The transparency afforded by XBRL, or eXtensible Business Reporting Language, could have alerted financial institutions to the dangers lurking in complex credit derivatives, says Philip Moyer, chief executive of Edgar Online, which sells an XBRL filing service. "In the asset-backed security market, it's exceptionally difficult to find out what loans sit in portfolios," he says. "It's like going to the grocery store and not being able to read a product's ingredients." It was this lack of clarity, most experts agree, that precipitated the global economic meltdown. Applying XBRL to risk reporting means that specific tags can be assigned to basic terms used in describing risk and internal control frameworks, like BASEL II and COSO ERM (Committee of Sponsoring Organizations' Enterprise Risk Management integrated framework), says Michael Rost, vice president of marketing at governance, risk and compliance (GRC) technology provider Paisley.
As a result, XBRL "has the potential to be a standardized, generic and holistic way of representing risk and control information internally across business silos and externally to provide increased transparency and comparability between companies," he says.
First, however, industry standard groups have to drive creation of common specifications. The Open Compliance and Ethics Group (OCEG), a nonprofit organization devoted to spreading GRC applications, has been working on a risk taxonomy since it received the green light from XBRL International in September to use the language.
Testing is currently in progress and the catalog of classifications according to a pre-determined system could be ready by the end of the year, says Lane Leskela, OCEG vice president for technology programs.

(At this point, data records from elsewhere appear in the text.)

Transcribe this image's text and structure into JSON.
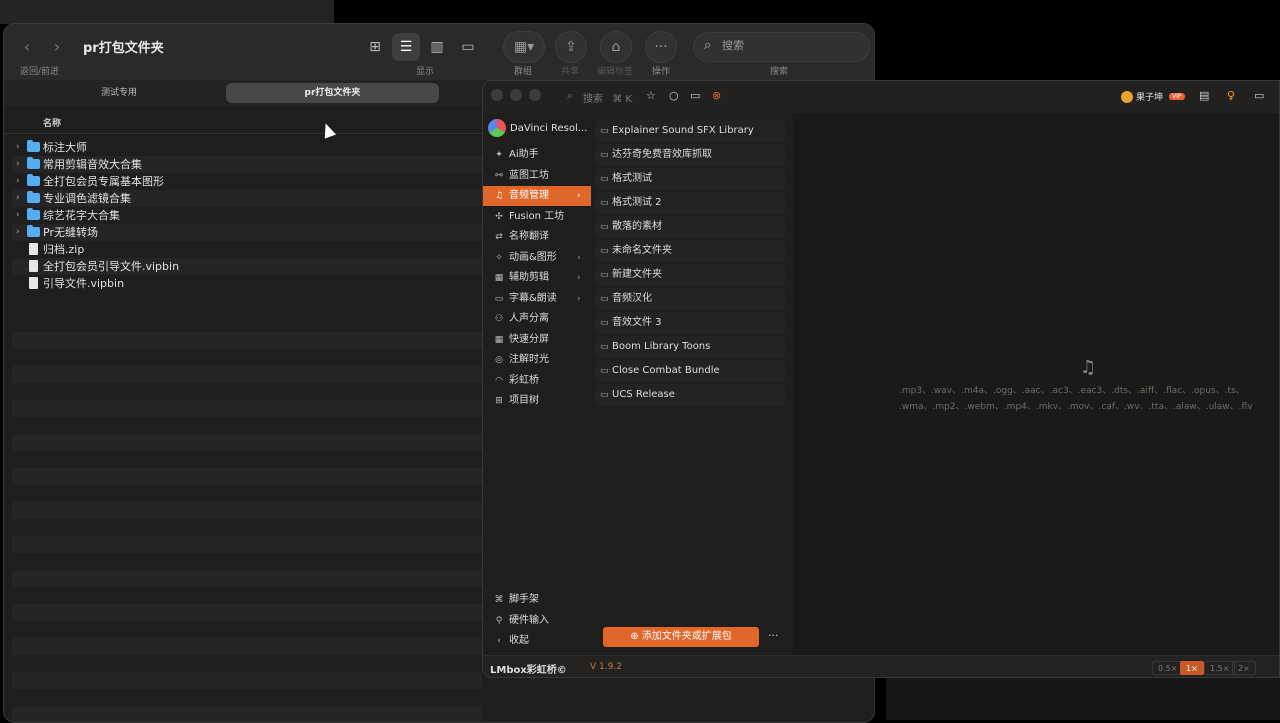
{
  "finder": {
    "title": "pr打包文件夹",
    "nav_label": "返回/前进",
    "view_label": "显示",
    "group_label": "群组",
    "share_label": "共享",
    "tags_label": "编辑标签",
    "action_label": "操作",
    "search_label": "搜索",
    "search_placeholder": "搜索",
    "tabs": [
      {
        "label": "测试专用"
      },
      {
        "label": "pr打包文件夹"
      }
    ],
    "column_name": "名称",
    "files": [
      {
        "name": "标注大师",
        "type": "folder"
      },
      {
        "name": "常用剪辑音效大合集",
        "type": "folder"
      },
      {
        "name": "全打包会员专属基本图形",
        "type": "folder"
      },
      {
        "name": "专业调色滤镜合集",
        "type": "folder"
      },
      {
        "name": "综艺花字大合集",
        "type": "folder"
      },
      {
        "name": "Pr无缝转场",
        "type": "folder"
      },
      {
        "name": "归档.zip",
        "type": "file"
      },
      {
        "name": "全打包会员引导文件.vipbin",
        "type": "file"
      },
      {
        "name": "引导文件.vipbin",
        "type": "file"
      }
    ]
  },
  "plugin": {
    "search_placeholder": "搜索",
    "search_shortcut": "⌘ K",
    "user_name": "果子坤",
    "vip_badge": "VIP",
    "app_name": "DaVinci Resol...",
    "sidebar": [
      {
        "label": "Ai助手",
        "icon": "ai-icon",
        "glyph": "✦"
      },
      {
        "label": "蓝图工坊",
        "icon": "blueprint-icon",
        "glyph": "⚯"
      },
      {
        "label": "音频管理",
        "icon": "headphones-icon",
        "glyph": "♫",
        "active": true,
        "arrow": "›"
      },
      {
        "label": "Fusion 工坊",
        "icon": "fusion-icon",
        "glyph": "✣"
      },
      {
        "label": "名称翻译",
        "icon": "translate-icon",
        "glyph": "⇄"
      },
      {
        "label": "动画&图形",
        "icon": "animation-icon",
        "glyph": "✧",
        "arrow": "›"
      },
      {
        "label": "辅助剪辑",
        "icon": "edit-assist-icon",
        "glyph": "▦",
        "arrow": "›"
      },
      {
        "label": "字幕&朗读",
        "icon": "subtitle-icon",
        "glyph": "▭",
        "arrow": "›"
      },
      {
        "label": "人声分离",
        "icon": "vocal-icon",
        "glyph": "⚇"
      },
      {
        "label": "快速分屏",
        "icon": "split-icon",
        "glyph": "▦"
      },
      {
        "label": "注解时光",
        "icon": "annotate-icon",
        "glyph": "◎"
      },
      {
        "label": "彩虹桥",
        "icon": "rainbow-icon",
        "glyph": "◠"
      },
      {
        "label": "项目树",
        "icon": "tree-icon",
        "glyph": "⊞"
      }
    ],
    "sidebar_bottom": [
      {
        "label": "脚手架",
        "icon": "scaffold-icon",
        "glyph": "⌘"
      },
      {
        "label": "硬件输入",
        "icon": "hardware-icon",
        "glyph": "⚲"
      },
      {
        "label": "收起",
        "icon": "collapse-icon",
        "glyph": "‹"
      }
    ],
    "libraries": [
      "Explainer Sound SFX Library",
      "达芬奇免费音效库抓取",
      "格式测试",
      "格式测试 2",
      "散落的素材",
      "未命名文件夹",
      "新建文件夹",
      "音频汉化",
      "音效文件 3",
      "Boom Library Toons",
      "Close Combat Bundle",
      "UCS Release"
    ],
    "formats_line1": ".mp3、.wav、.m4a、.ogg、.aac、.ac3、.eac3、.dts、.aiff、.flac、.opus、.ts、",
    "formats_line2": ".wma、.mp2、.webm、.mp4、.mkv、.mov、.caf、.wv、.tta、.alaw、.ulaw、.flv",
    "add_button": "添加文件夹或扩展包",
    "more": "···",
    "brand": "LMbox彩虹桥©",
    "version": "V 1.9.2",
    "speeds": [
      {
        "label": "0.5×"
      },
      {
        "label": "1×",
        "active": true
      },
      {
        "label": "1.5×"
      },
      {
        "label": "2×"
      }
    ],
    "accent": "#e0662a"
  }
}
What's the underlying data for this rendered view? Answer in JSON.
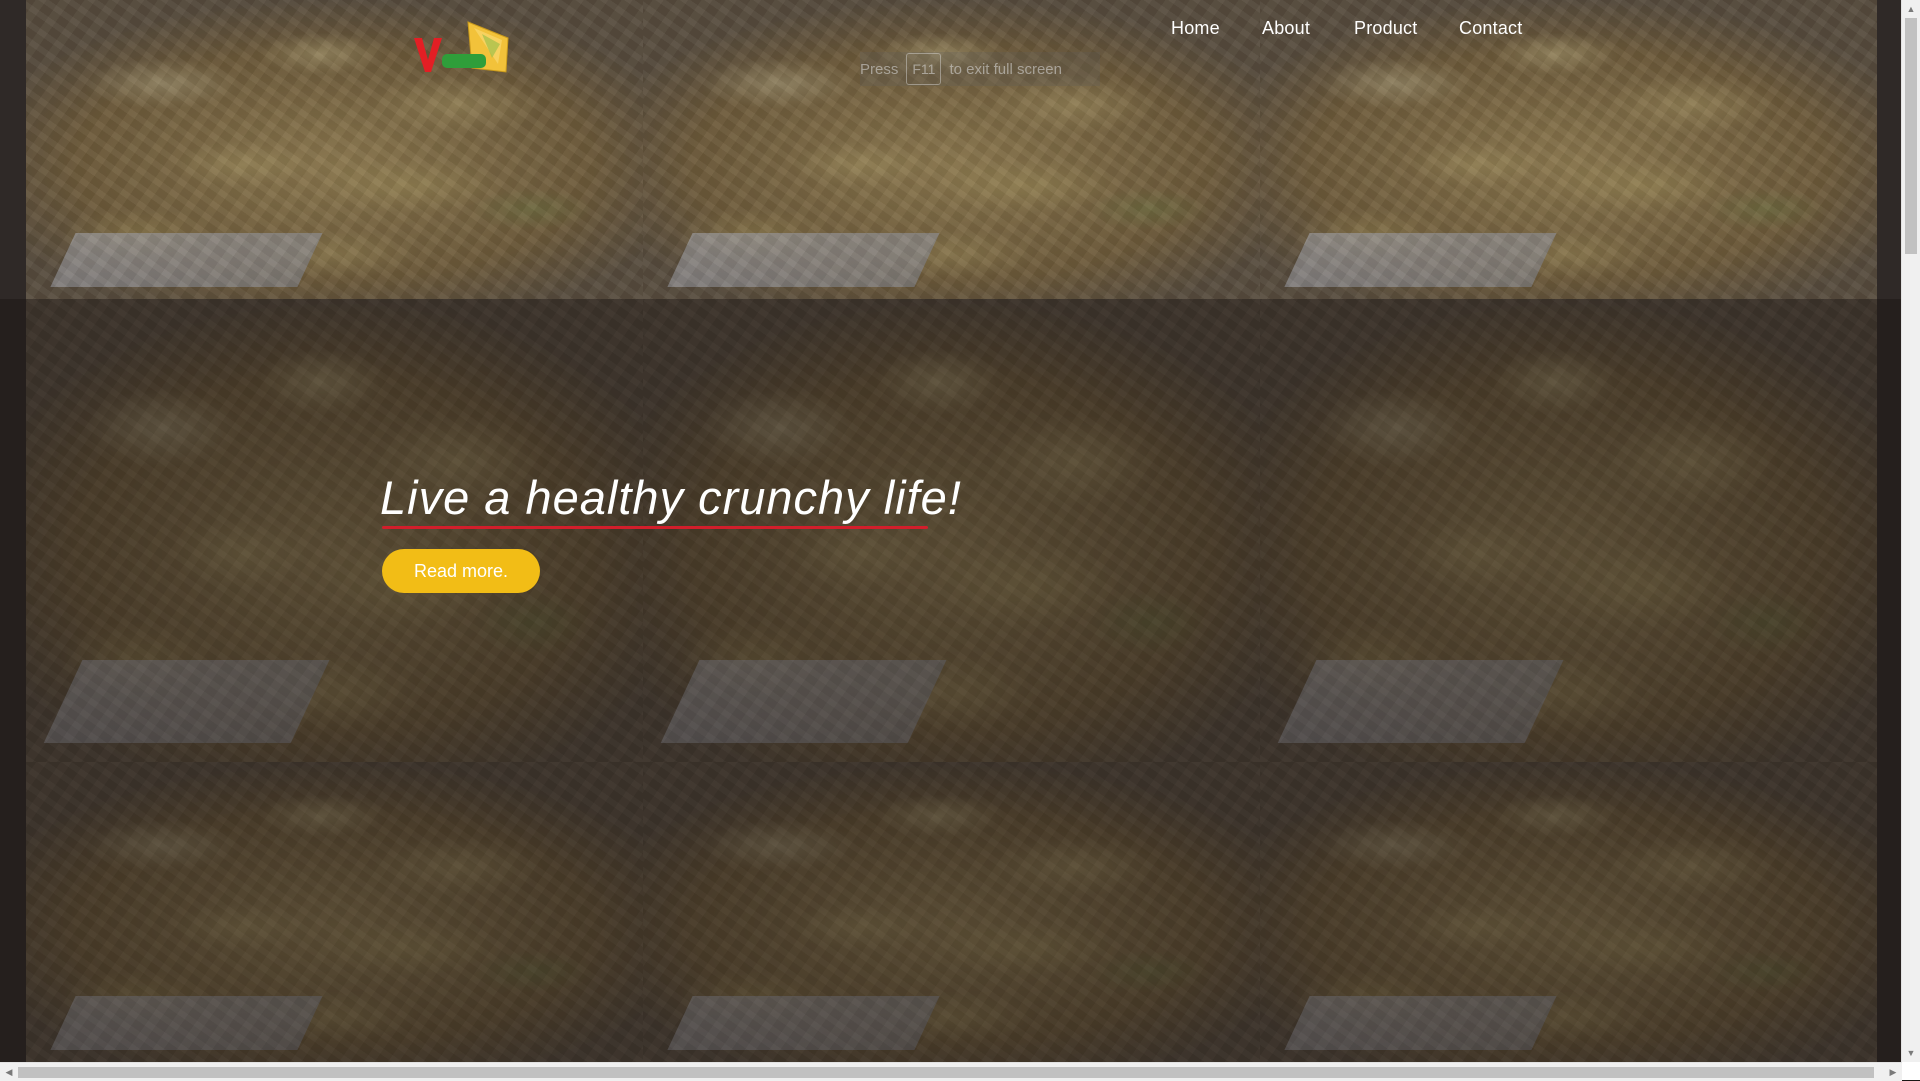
{
  "logo": {
    "alt": "logo",
    "colors": {
      "letter": "#e31e24",
      "text": "#2f9e3a",
      "chip": "#f2c23a"
    }
  },
  "nav": {
    "home": "Home",
    "about": "About",
    "product": "Product",
    "contact": "Contact"
  },
  "fullscreen_hint": {
    "before": "Press",
    "key": "F11",
    "after": "to exit full screen"
  },
  "hero": {
    "title": "Live a healthy crunchy life!",
    "button_label": "Read more.",
    "accent_color": "#f2bd16",
    "underline_color": "#d21e2b"
  },
  "scrollbars": {
    "up_icon": "triangle-up-icon",
    "down_icon": "triangle-down-icon",
    "left_icon": "triangle-left-icon",
    "right_icon": "triangle-right-icon"
  }
}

"Currently, the risk taxonomy focuses on operational risks such as catastrophic loss risk, financial markets risk, sovereign/political risk, capital availability risk and board effectiveness risk," Leskela explains.
That's because the taxonomy grew from work to improve the capture of information used in internal audits. Using XBRL, qualitative risks and controls can also be tracked for operational non-financial processes, such as compliance with legal obligations, internal fraud and business execution risks, she says.
Once the risk taxonomy passes the use tests, it will be reviewed by XBRL International's Technical Standards Board and Taxonomy Recognition Review Committee. If approved, the related documents will be freely available through the OCEG and XBRL International website.
How soon XBRL will be widely adopted depends on whether companies find the current financial crisis sufficient motivation to improve risk reporting or need a regulatory push.